I would say one of the most important examples I’ve been shown through this network of adoptive families is how to literally walk the walk and put your money where your mouth is in regards to caring for orphans.  I didn’t even know what sponsoring a child meant until I heard about it on other adoptive families’ blogs. I am so thankful for their goodness and examples. A lifelong connection to Ethiopia is so important in regard to these little souls we transplant into our families;  what better way to keep the fire alive than through humanitarian work like that done by EOR?
Our family reached a low point several months ago. We were living la Vida Adoption, pleased as punch with our agency, and things were going well. All of a sudden, I received the shocking news that I was very unexpectedly pregnant. I won’t write about that here, since I have written plenty on my blog about why this was not ok -at first- and what it did to all our glorious family planning.  But I will say that it was devastating to put our adoption on hold.  On top of major health concerns, I was afraid that becoming pregnant would alienate me from my support network, since many of us who choose to adopt do so because of fertility issues.
I underestimated the blog world. The people who had been my confidantes and cheerleaders during adoption were just as supportive and kind when they found out I was expecting not a little Habesha, but a homegrown baby.  Strangely, I have several “real life”  friends who I would have considered close, who still have never called or visited once since telling  them about my debilitating pregnancy. I have received gifts, calls and a constant flow of emails and comments on my blog from my adoption blog peeps, and for this I will be endlessly grateful.
God has been smiling for a while on our little family, apparently He always knew what was going on. Despite an unexpected and brutally difficult pregnancy, and having to place our adoption on hold, a mistake was made somewhere in communication.  A glorious mistake.  Someone in Ethiopia didn’t get the memo, and matched us with a little one. We were wildly happy to accept a referral of a little boy a few weeks ago, and as our wait has intensified in emotion, I continue to stalk blogs to see how quickly other families’ court dates and travel dates come.
Now my urgency to connect has honed in on families using my same agency. In some ways, I have wished I had spent more time finding Dove families sooner over the past two years, so we could be resources for each other. I never realized when it came time to travel, how much I’d want support of folks who have been there, or who are going ahead of me. And how much I’d want to be a source of hope and information for the families that follow us.
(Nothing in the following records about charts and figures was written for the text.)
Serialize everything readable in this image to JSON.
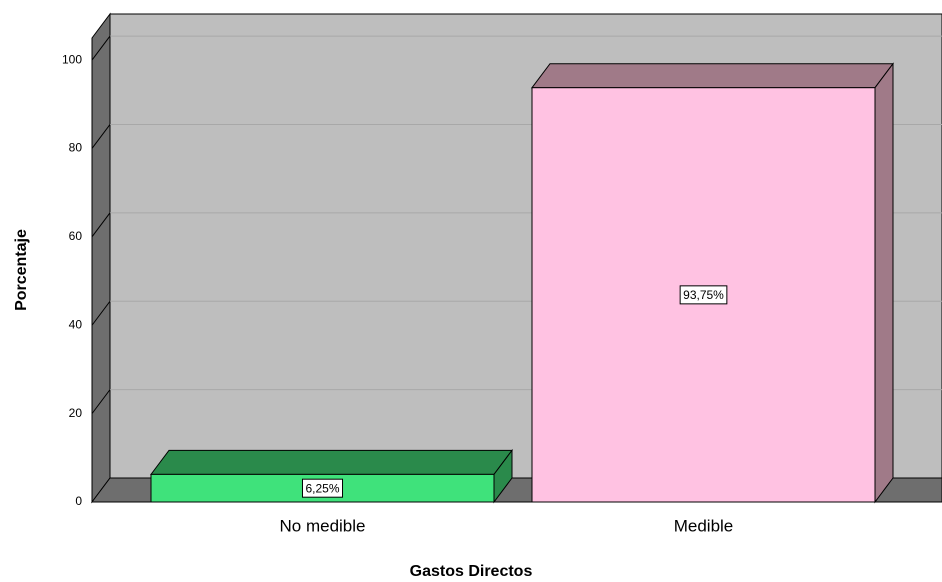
{
  "chart_data": {
    "type": "bar3d",
    "categories": [
      "No medible",
      "Medible"
    ],
    "values": [
      6.25,
      93.75
    ],
    "value_labels": [
      "6,25%",
      "93,75%"
    ],
    "colors": [
      "#3fe27b",
      "#ffc2e2"
    ],
    "shade_colors": [
      "#2a8a4b",
      "#a07a88"
    ],
    "xlabel": "Gastos Directos",
    "ylabel": "Porcentaje",
    "ylim": [
      0,
      105
    ],
    "yticks": [
      0,
      20,
      40,
      60,
      80,
      100
    ],
    "grid": true
  }
}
Dove Adoption Families, I am one of you. Feel free to stop by the ol’ blog and drop me a line!
Blogging can seem a silly trend, there are times when we might sacrifice a bit too much time on the internets. But for my family, it has proved to be one of the best comforts and sources of information in our adoption process. We have made real friends, connected with real people.
For me personally, the blogging connection has been a bigger deal than I thought.
Thank you Stace, for sharing your voice with us.  I feel so lucky to “know” you and look forward to the pleasure of finding you on my reader each day.

2 thoughts on “Bigger than I thought

  1. So encouraging to hear Staci that even though I don’t know you at all that you somehow saw my photography slideshow of the Alexander’s meeting their son for the first time, and that it encouraged you all in your adoption process. That is why I love the opportunities I have to travel with families to document/photograph their adoptions!! It helps people place themselves in other’s shoes and has encouraged Adoptions!! Thanks for posting.